Forever and ever being turned on by one person is a tall order by any standards.
No, it wasn’t easy. Mummy and her close-girlfriends-from-back-then all vowed to do it, but Mummy was Last Virgin Standing. By a long shot. And the prospect of being a virgin in your 30s kinda sucked, even in Mummy’s day.
Despite She of the Pointy Bra’s best efforts.
It didn’t help that, between boyfriends, Mummy allowed herself to be picked up by Mr Creepy in City Hall MRT, Singapore, and over drinks at nearby Raffles Hotel was subjected to:
“What sign are you?”
“Excuse me?”
“Come on, what sign are you?”
“Virgo.”
“Virgo, the virgin, I sure hope you’re not.”
Oh, yuck.
So, bearing in mind “something” and “marriage” (committed relationship?) distinctions probably have more and more wiggle room nowadays, save Something for Marriage.
Your parents’ Pastor Brett is a pretty cool guy. He even speaks better Chinese than Mummy does. When he says guys aren’t allowed pornography, he also reminds wives to fulfill their husbands’ needs. When he says husbands shouldn’t have roving eyes, he also says wives have to not give them reasons to rove.

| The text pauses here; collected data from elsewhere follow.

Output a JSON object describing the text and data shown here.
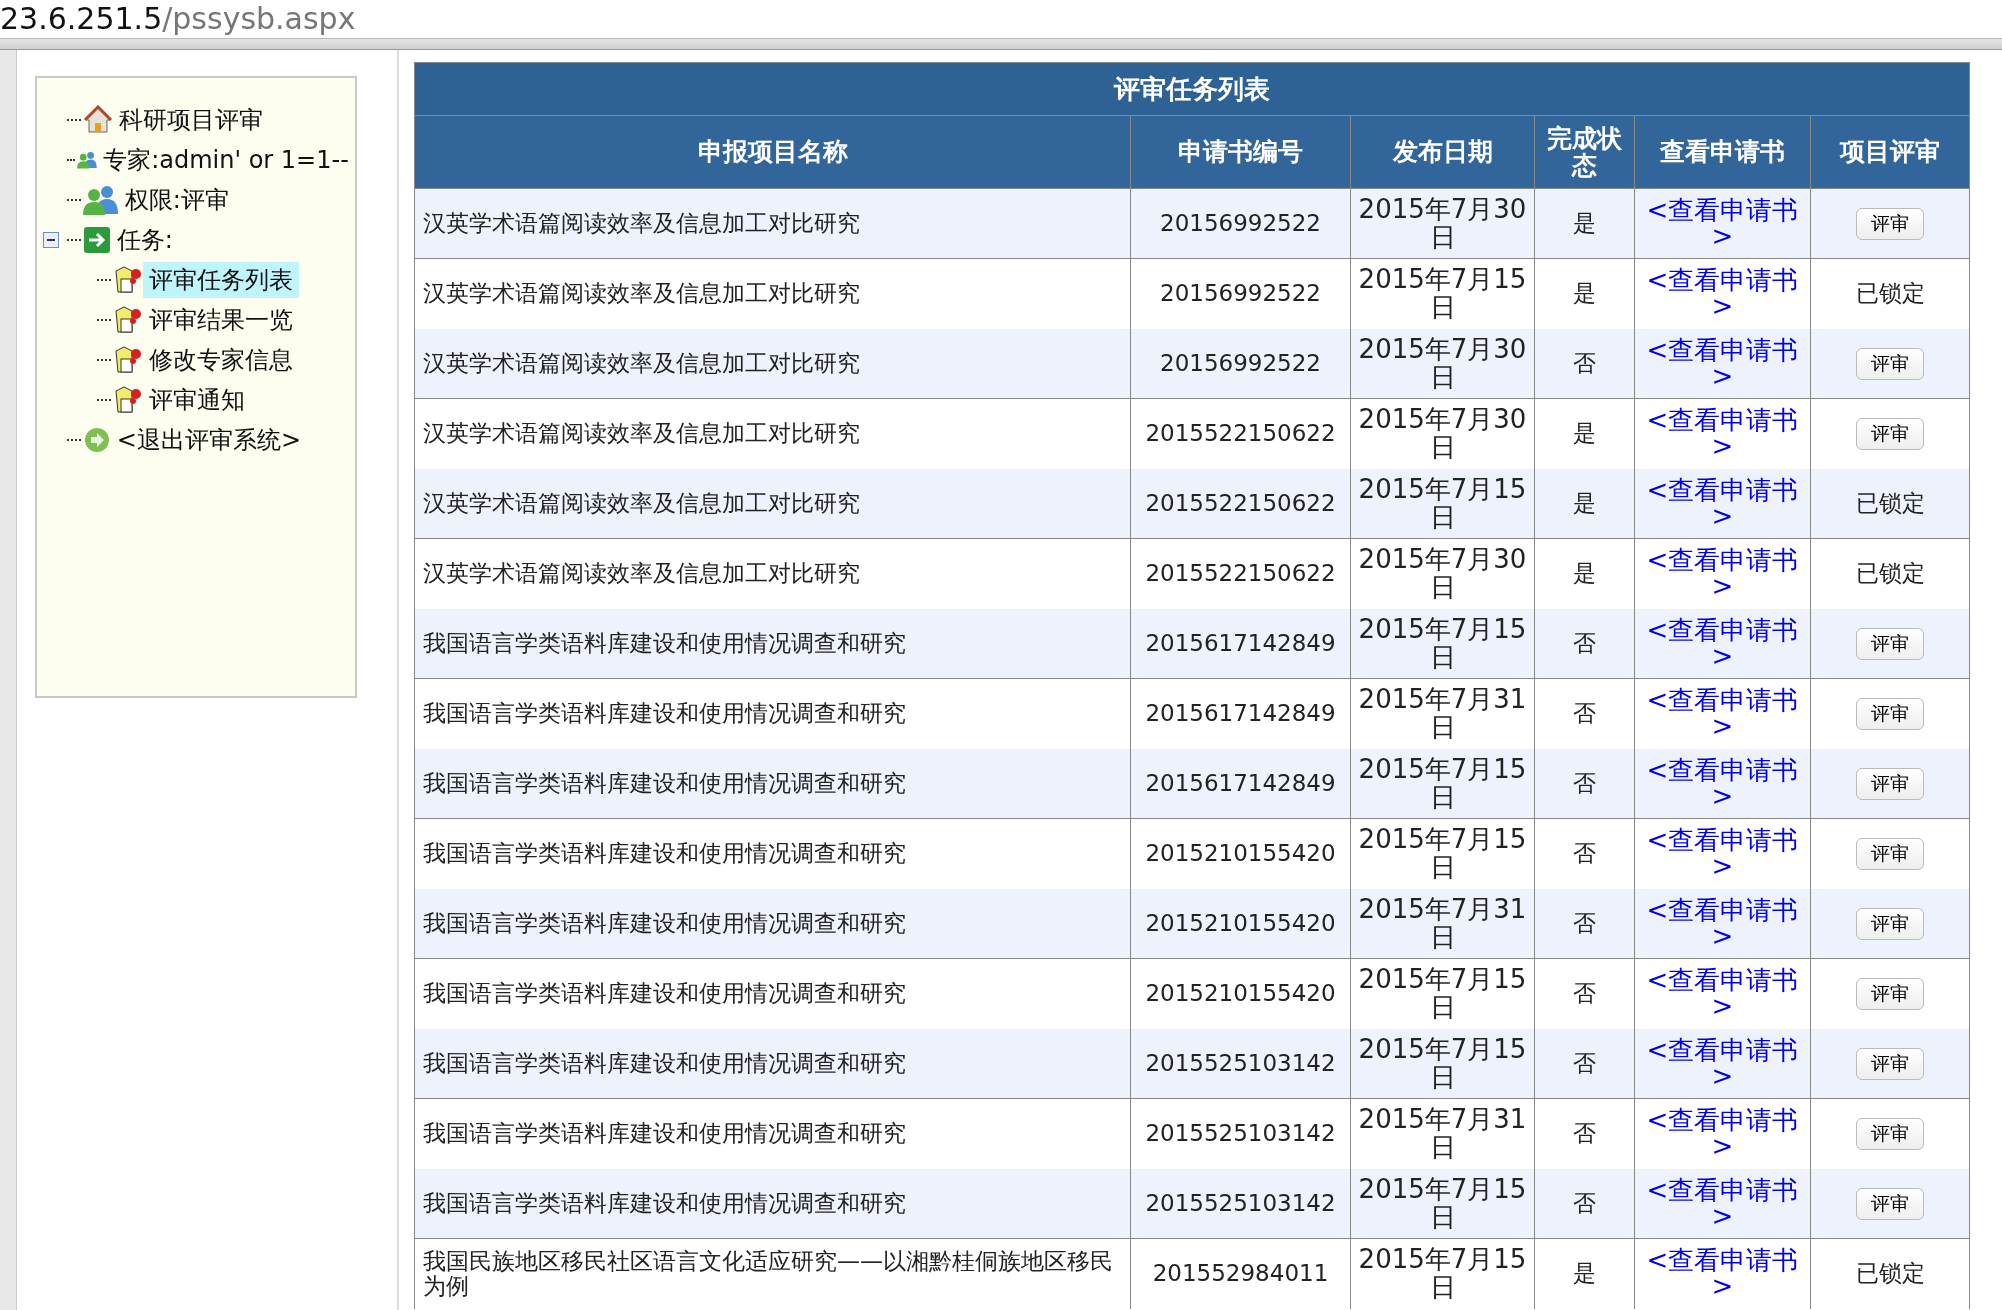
{
  "address_bar": {
    "host": "23.6.251.5",
    "path": "/pssysb.aspx"
  },
  "sidebar": {
    "items": [
      {
        "label": "科研项目评审",
        "kind": "home",
        "selected": false
      },
      {
        "label": "专家:admin' or 1=1--",
        "kind": "users",
        "selected": false
      },
      {
        "label": "权限:评审",
        "kind": "users",
        "selected": false
      },
      {
        "label": "任务:",
        "kind": "arrow",
        "selected": false,
        "expanded": true,
        "children": [
          {
            "label": "评审任务列表",
            "kind": "task",
            "selected": true
          },
          {
            "label": "评审结果一览",
            "kind": "task",
            "selected": false
          },
          {
            "label": "修改专家信息",
            "kind": "task",
            "selected": false
          },
          {
            "label": "评审通知",
            "kind": "task",
            "selected": false
          }
        ]
      },
      {
        "label": "<退出评审系统>",
        "kind": "exit",
        "selected": false
      }
    ]
  },
  "table": {
    "title": "评审任务列表",
    "columns": [
      "申报项目名称",
      "申请书编号",
      "发布日期",
      "完成状态",
      "查看申请书",
      "项目评审"
    ],
    "rows": [
      {
        "name": "汉英学术语篇阅读效率及信息加工对比研究",
        "number": "20156992522",
        "date": "2015年7月30日",
        "done": "是",
        "link": "<查看申请书>",
        "action": {
          "kind": "button",
          "label": "评审"
        }
      },
      {
        "name": "汉英学术语篇阅读效率及信息加工对比研究",
        "number": "20156992522",
        "date": "2015年7月15日",
        "done": "是",
        "link": "<查看申请书>",
        "action": {
          "kind": "text",
          "label": "已锁定"
        }
      },
      {
        "name": "汉英学术语篇阅读效率及信息加工对比研究",
        "number": "20156992522",
        "date": "2015年7月30日",
        "done": "否",
        "link": "<查看申请书>",
        "action": {
          "kind": "button",
          "label": "评审"
        }
      },
      {
        "name": "汉英学术语篇阅读效率及信息加工对比研究",
        "number": "2015522150622",
        "date": "2015年7月30日",
        "done": "是",
        "link": "<查看申请书>",
        "action": {
          "kind": "button",
          "label": "评审"
        }
      },
      {
        "name": "汉英学术语篇阅读效率及信息加工对比研究",
        "number": "2015522150622",
        "date": "2015年7月15日",
        "done": "是",
        "link": "<查看申请书>",
        "action": {
          "kind": "text",
          "label": "已锁定"
        }
      },
      {
        "name": "汉英学术语篇阅读效率及信息加工对比研究",
        "number": "2015522150622",
        "date": "2015年7月30日",
        "done": "是",
        "link": "<查看申请书>",
        "action": {
          "kind": "text",
          "label": "已锁定"
        }
      },
      {
        "name": "我国语言学类语料库建设和使用情况调查和研究",
        "number": "2015617142849",
        "date": "2015年7月15日",
        "done": "否",
        "link": "<查看申请书>",
        "action": {
          "kind": "button",
          "label": "评审"
        }
      },
      {
        "name": "我国语言学类语料库建设和使用情况调查和研究",
        "number": "2015617142849",
        "date": "2015年7月31日",
        "done": "否",
        "link": "<查看申请书>",
        "action": {
          "kind": "button",
          "label": "评审"
        }
      },
      {
        "name": "我国语言学类语料库建设和使用情况调查和研究",
        "number": "2015617142849",
        "date": "2015年7月15日",
        "done": "否",
        "link": "<查看申请书>",
        "action": {
          "kind": "button",
          "label": "评审"
        }
      },
      {
        "name": "我国语言学类语料库建设和使用情况调查和研究",
        "number": "2015210155420",
        "date": "2015年7月15日",
        "done": "否",
        "link": "<查看申请书>",
        "action": {
          "kind": "button",
          "label": "评审"
        }
      },
      {
        "name": "我国语言学类语料库建设和使用情况调查和研究",
        "number": "2015210155420",
        "date": "2015年7月31日",
        "done": "否",
        "link": "<查看申请书>",
        "action": {
          "kind": "button",
          "label": "评审"
        }
      },
      {
        "name": "我国语言学类语料库建设和使用情况调查和研究",
        "number": "2015210155420",
        "date": "2015年7月15日",
        "done": "否",
        "link": "<查看申请书>",
        "action": {
          "kind": "button",
          "label": "评审"
        }
      },
      {
        "name": "我国语言学类语料库建设和使用情况调查和研究",
        "number": "2015525103142",
        "date": "2015年7月15日",
        "done": "否",
        "link": "<查看申请书>",
        "action": {
          "kind": "button",
          "label": "评审"
        }
      },
      {
        "name": "我国语言学类语料库建设和使用情况调查和研究",
        "number": "2015525103142",
        "date": "2015年7月31日",
        "done": "否",
        "link": "<查看申请书>",
        "action": {
          "kind": "button",
          "label": "评审"
        }
      },
      {
        "name": "我国语言学类语料库建设和使用情况调查和研究",
        "number": "2015525103142",
        "date": "2015年7月15日",
        "done": "否",
        "link": "<查看申请书>",
        "action": {
          "kind": "button",
          "label": "评审"
        }
      },
      {
        "name": "我国民族地区移民社区语言文化适应研究——以湘黔桂侗族地区移民为例",
        "number": "201552984011",
        "date": "2015年7月15日",
        "done": "是",
        "link": "<查看申请书>",
        "action": {
          "kind": "text",
          "label": "已锁定"
        }
      }
    ]
  }
}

After marriage wives should continue to dress for their husbands, not other women (ever see those fashions that women applaud but men can’t understand?) It’s why Mummy grew out her extremely short pixie cut. Your father wanted long hair on Mummy for Christmas.
The sacrifices. Sigh.
But keep playing that funky music, White Boy 😛
PS: Since your father waited for Mummy, it’s only fair she now makes his wait worthwhile. And if you couldn’t read this without flinching, then just remember it makes the prospect of you having to adjust to a new Mummy and Daddy that much slimmer so suck it up.
Mummy wrote this to let you know it can be done. (And it was rewarding). And Mummy will try her darnedest not to be a hypocrite in your raising, is what she’s really trying to say.